Background: Pneumonia in infancy has been linked to long-term consequences for the rapidly developing lung. We examined the impact of hospitalized community-acquired pneumonia (CAP) on subsequent respiratory health.
Methods: We conducted a retrospective matched-cohort study using the Optum® de-identified Electronic Health Record Dataset (2009-2018). Study population comprised healthy infants hospitalized for CAP (“CAP patients”), and matched comparators without pneumonia (“comparison patients”), before age 2 years. Study outcomes included any chronic respiratory disorder, reactive airway disease (asthma, hyperactive airway disease, recurrent wheezing), and CAP hospitalization occurring between age 2-5 years, and were evaluated overall as well as by age and etiology at first CAP hospitalization.
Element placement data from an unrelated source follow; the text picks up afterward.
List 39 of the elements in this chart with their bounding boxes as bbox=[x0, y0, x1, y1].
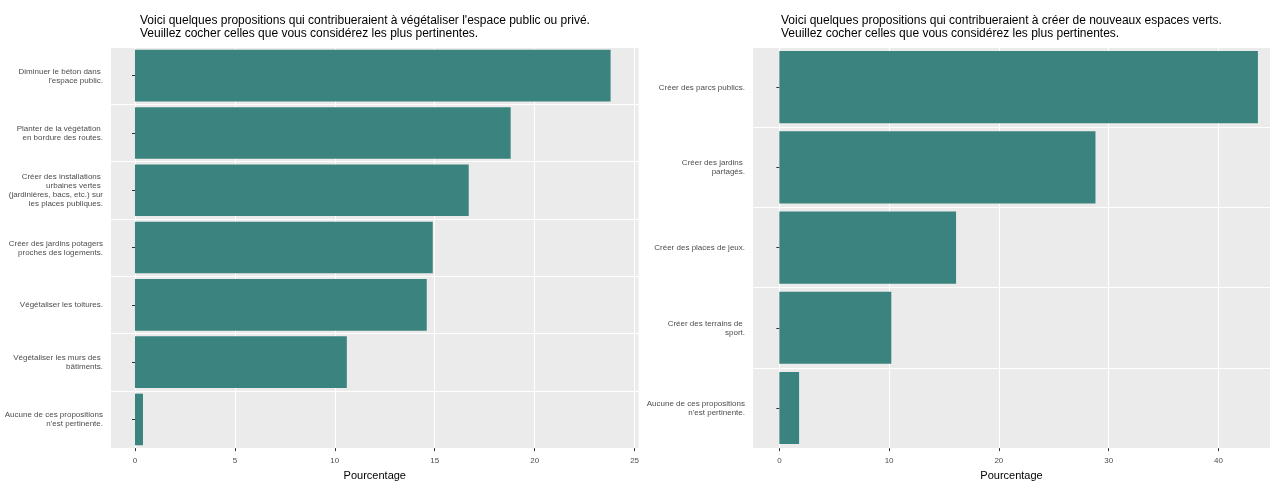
x-tick-label: 0 bbox=[777, 455, 783, 465]
x-tick-label: 5 bbox=[232, 455, 238, 465]
y-tick-label: Végétaliser les toitures. bbox=[19, 300, 103, 310]
bar bbox=[134, 393, 143, 446]
bar bbox=[134, 164, 469, 217]
x-tick-label: 25 bbox=[630, 455, 640, 465]
y-tick-label: Créer des parcs publics. bbox=[658, 82, 745, 92]
y-tick-label: Créer des terrains de sport. bbox=[667, 318, 745, 337]
x-tick-label: 30 bbox=[1104, 455, 1114, 465]
x-tick-label: 10 bbox=[884, 455, 895, 465]
y-tick-label: Créer des jardins potagers proches des logements. bbox=[8, 238, 103, 257]
x-axis-title: Pourcentage bbox=[980, 468, 1043, 481]
y-tick-label: Planter de la végétation en bordure des routes. bbox=[16, 123, 103, 142]
y-tick-label: Créer des installations urbaines vertes (jardinières, bacs, etc.) sur les places publiques. bbox=[8, 172, 104, 209]
bar bbox=[134, 49, 611, 102]
y-tick-label: Aucune de ces propositions n'est pertinente. bbox=[4, 410, 103, 429]
bar bbox=[779, 291, 892, 364]
chart-title: Voici quelques propositions qui contribueraient à créer de nouveaux espaces verts. Veuillez cocher celles que vous considérez les plus pertinentes. bbox=[781, 12, 1222, 40]
bar bbox=[779, 371, 800, 445]
x-tick-label: 40 bbox=[1213, 455, 1224, 465]
y-tick-label: Diminuer le béton dans l'espace public. bbox=[18, 66, 103, 85]
y-tick-label: Végétaliser les murs des bâtiments. bbox=[13, 353, 103, 372]
bar bbox=[779, 211, 957, 284]
bar bbox=[134, 336, 347, 388]
bar bbox=[134, 279, 427, 331]
x-tick-label: 20 bbox=[994, 455, 1004, 465]
bar bbox=[134, 107, 511, 159]
chart-title: Voici quelques propositions qui contribueraient à végétaliser l'espace public ou privé. Veuillez cocher celles que vous considérez les plus pertinentes. bbox=[140, 12, 590, 40]
x-tick-label: 15 bbox=[430, 455, 440, 465]
x-tick-label: 20 bbox=[530, 455, 540, 465]
x-tick-label: 10 bbox=[330, 455, 340, 465]
y-tick-label: Créer des jardins partagés. bbox=[681, 158, 745, 177]
bar bbox=[134, 221, 433, 274]
bar bbox=[779, 131, 1096, 204]
x-axis-title: Pourcentage bbox=[343, 468, 406, 481]
y-tick-label: Créer des places de jeux. bbox=[654, 243, 745, 253]
y-tick-label: Aucune de ces propositions n'est pertinente. bbox=[646, 398, 745, 417]
x-tick-label: 0 bbox=[132, 455, 138, 465]
bar bbox=[779, 51, 1258, 124]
Results: Study population totaled 1,343 CAP patients and 6,715 comparison patients. Rates per 100 patient-years and relative rates (RR) of study outcomes from age 2-5 years for CAP patients versus comparison patients were: any chronic respiratory disorder, 11.6 vs. 4.9 (RR = 2.4 [95% CI: 2.1-2.6]); reactive airway disease, 6.1 vs 1.9 (RR = 3.2 [2.6-3.8]); and CAP hospitalization, 1.0 vs 0.2 (RR = 6.3 [3.6-10.9]). Rates of study outcomes were highest among CAP patients who had their initial hospitalization in the second year of life.
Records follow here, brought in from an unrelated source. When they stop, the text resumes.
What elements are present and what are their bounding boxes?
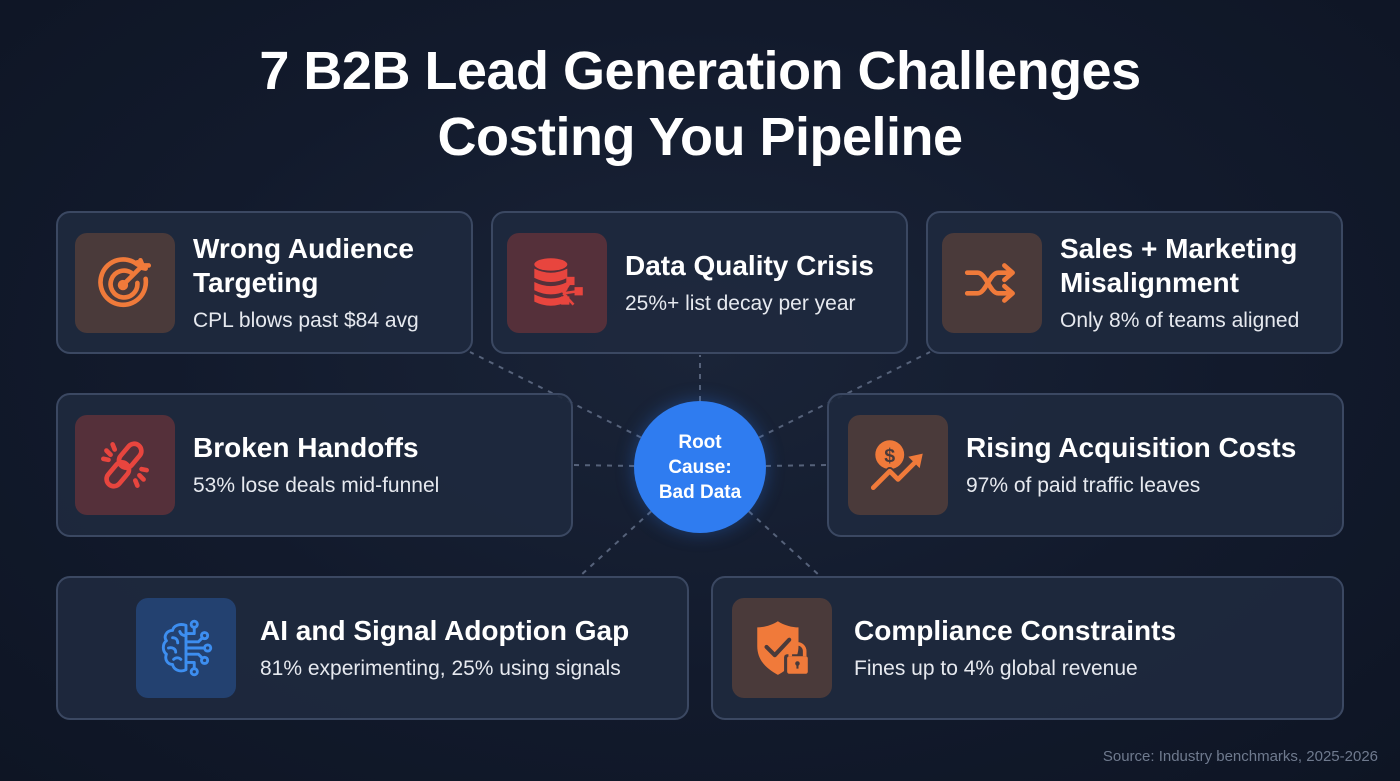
ai-brain-circuit-icon <box>136 598 236 698</box>
card-title: Wrong Audience Targeting <box>193 232 419 300</box>
shuffle-icon <box>942 232 1042 333</box>
card-title: Data Quality Crisis <box>625 249 874 281</box>
card-sales-marketing-misalignment: Sales + Marketing Misalignment Only 8% o… <box>926 211 1343 354</box>
card-compliance-constraints: Compliance Constraints Fines up to 4% gl… <box>711 576 1344 720</box>
card-subtitle: 53% lose deals mid-funnel <box>193 474 440 497</box>
card-broken-handoffs: Broken Handoffs 53% lose deals mid-funne… <box>56 393 573 537</box>
shield-check-lock-icon <box>732 598 832 698</box>
card-title-line-2: Misalignment <box>1060 266 1239 298</box>
database-network-icon <box>507 232 607 333</box>
hub-line-3: Bad Data <box>658 481 742 503</box>
svg-text:$: $ <box>884 445 895 467</box>
card-subtitle: 97% of paid traffic leaves <box>966 474 1201 497</box>
card-title-line-1: Wrong Audience <box>193 232 414 264</box>
title-line-1: 7 B2B Lead Generation Challenges <box>259 41 1141 101</box>
card-subtitle: 25%+ list decay per year <box>625 291 856 315</box>
card-wrong-audience-targeting: Wrong Audience Targeting CPL blows past … <box>56 211 473 354</box>
card-title: Compliance Constraints <box>854 615 1177 646</box>
target-arrow-icon <box>75 232 175 333</box>
card-title-line-2: Targeting <box>193 266 319 298</box>
source-footnote: Source: Industry benchmarks, 2025-2026 <box>1102 748 1378 765</box>
page-title: 7 B2B Lead Generation Challenges Costing… <box>0 38 1400 170</box>
hub-line-1: Root <box>678 431 722 453</box>
title-line-2: Costing You Pipeline <box>437 107 963 167</box>
card-ai-signal-adoption-gap: AI and Signal Adoption Gap 81% experimen… <box>56 576 689 720</box>
card-title-line-1: Sales + Marketing <box>1060 232 1298 264</box>
card-subtitle: Fines up to 4% global revenue <box>854 657 1138 680</box>
card-subtitle: CPL blows past $84 avg <box>193 308 419 332</box>
root-cause-hub: Root Cause: Bad Data <box>634 401 766 533</box>
card-subtitle: Only 8% of teams aligned <box>1060 308 1300 332</box>
card-title: Broken Handoffs <box>193 432 419 463</box>
hub-line-2: Cause: <box>668 456 732 478</box>
card-title: AI and Signal Adoption Gap <box>260 615 630 646</box>
card-data-quality-crisis: Data Quality Crisis 25%+ list decay per … <box>491 211 908 354</box>
card-title: Sales + Marketing Misalignment <box>1060 232 1299 300</box>
card-rising-acquisition-costs: $ Rising Acquisition Costs 97% of paid t… <box>827 393 1344 537</box>
broken-link-icon <box>75 415 175 515</box>
card-subtitle: 81% experimenting, 25% using signals <box>260 657 621 680</box>
card-title: Rising Acquisition Costs <box>966 432 1297 463</box>
dollar-trend-up-icon: $ <box>848 415 948 515</box>
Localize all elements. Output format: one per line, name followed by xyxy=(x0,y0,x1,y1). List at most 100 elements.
Conclusions: Infant CAP foreshadows an increased risk of subsequent chronic respiratory disorders, which may be elevated when CAP occurs closer to pre-school age (i.e., age 2-5 years). These findings are most consistent with the hypothesis that inflammation persists beyond the acute stage of pneumonia and plays a role in the development of chronic respiratory sequelae.
Keywords: Pneumonia; Respiratory tract diseases; infant.